Come decarbonizzare il motore della tua auto

Decarbonizzare il motore della tua auto è un compito in più che fa parte della sua manutenzione preventiva, i vantaggi di questa pratica sono tanti, a cominciare dal migliorarne la vita utile. Il carbonio è il residuo formato dalla combustione costante del motore, a poco a poco il suo accumulo diventa ostruzione. La pulizia è un piccolo investimento nel presente, che ti aiuterà a risparmiare denaro in futuro.

Come decarbonizzare il motore della tua auto?

Ci sono almeno due modi per decarbonizzare il motore della tua auto, uno di questi è con gli additivi attraverso il carburante. Si tratta di aggiungere l’additivo per permettergli di togliere lo sporco attraverso la combustione, solitamente si utilizza anche un combustibile puro specializzato nell’innalzare la temperatura. In questo modo, lo sporco viene rimosso dal calore intenso, bruciando tutta l’ostruzione che si trova in esso.

L’altro è un processo simile che utilizza il calore ed è molto più comune nelle officine, perché funziona con qualsiasi motore. È costituito da un gas ossidrogeno (HHO) presente nell’aria aspirata, il modo in cui funziona è alzando la temperatura. Questo produce una decomposizione del materiale accumulato, chiamato pirolisi, pulendo tutto sul suo percorso, valvole, candele, teste degli iniettori e altro ancora.
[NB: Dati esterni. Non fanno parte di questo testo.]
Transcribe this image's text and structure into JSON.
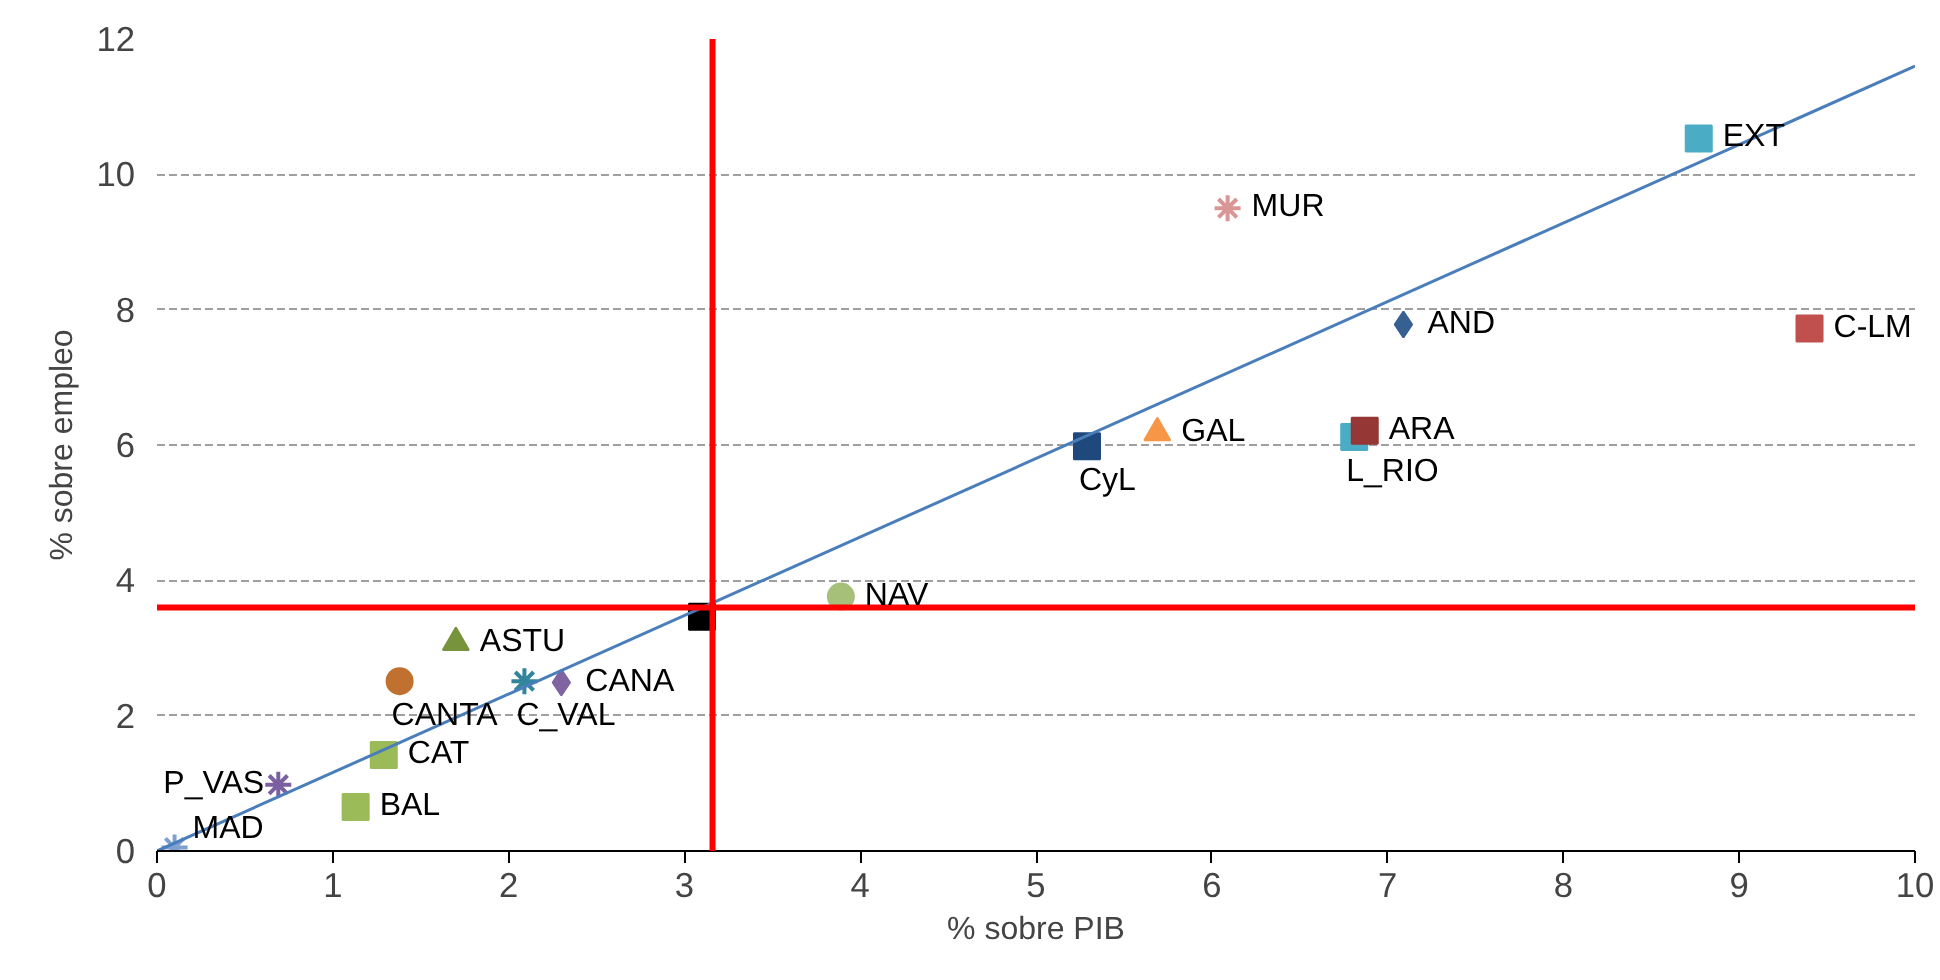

Questo lavoro viene svolto solo da esperti e la sua durata è di una o due ore, abbastanza veloce, quindi se speravi di farlo da solo, la risposta è no. Quello che puoi fare è assicurarti la sua cura con alcuni accorgimenti che prolungano la formazione di carbonio. Consiste nel riscaldare abbastanza il motore, camminando per almeno 30 minuti su una strada priva di traffico, dopo il tempo si mette terzo. Quindi devi accendere il motore fino a 1.000 giri / min per mantenerlo così per tre minuti, non può essere di più. Questo aiuta ad espellere il carbonio accumulato e puoi farlo una volta al mese, se usi l’auto frequentemente.

Quando è necessario farlo

Non devi aspettare che sia saturo per procedere alla decarbonizzazione del motore della tua auto, poiché raggiunge i 20.000 chilometri, i rifiuti assumono uno spessore notevole. A questo punto, non è motivo di avaria al motore o di grossi problemi, ma è sufficiente eseguire la manutenzione preventiva e dargli una cura migliore.

Come fai a sapere?

Ci sono segnali con cui puoi determinare che è ora di togliere tutto quel carbonio, potresti aver superato il chilometraggio senza rendertene conto, quindi fai attenzione a quanto segue:

  • Quando il carbonio intasa completamente i condotti di scarico, la combustione non avviene correttamente a causa della mancanza di ossigeno, provocando un fumo nero molto tossico.
  • La stessa combustione non corretta genera un aumento del consumo di carburante per mancanza d’aria.
  • L’intasamento colpisce allo stesso modo tutti i complementi della camera di combustione, con conseguente perdita di potenza e accelerazione. Fornire un servizio terribile causato da condotti di scarico interrotti.

Origine del char

Questa formazione proviene dal resto della benzina che non brucia nel processo di combustione, insieme allo zolfo e al metallo si crea una formazione solida. Questo aderisce facilmente alle superfici interne, è ciò che è noto come carbonio o fuliggine, che nel tempo influisce allo stesso modo sui condotti di scarico.

Vantaggi della decarbonizzazione del motore della tua auto

  • Riduzione dei consumi: A prestazioni del motore più elevate, non sarà necessario consumare tanto per il suo funzionamento.
  • Diminuzione dell’inquinamento: Il fumo nero è controproducente, indica che il tuo motore non è buono ed è altamente inquinante per l’ambiente, quando la tua auto è priva di carbonio, il fumo scompare.
  • Ritorni di potenza: Il motore ed i suoi accessori smettono di funzionare in modo forzato, poiché non sono più presenti ostruzioni.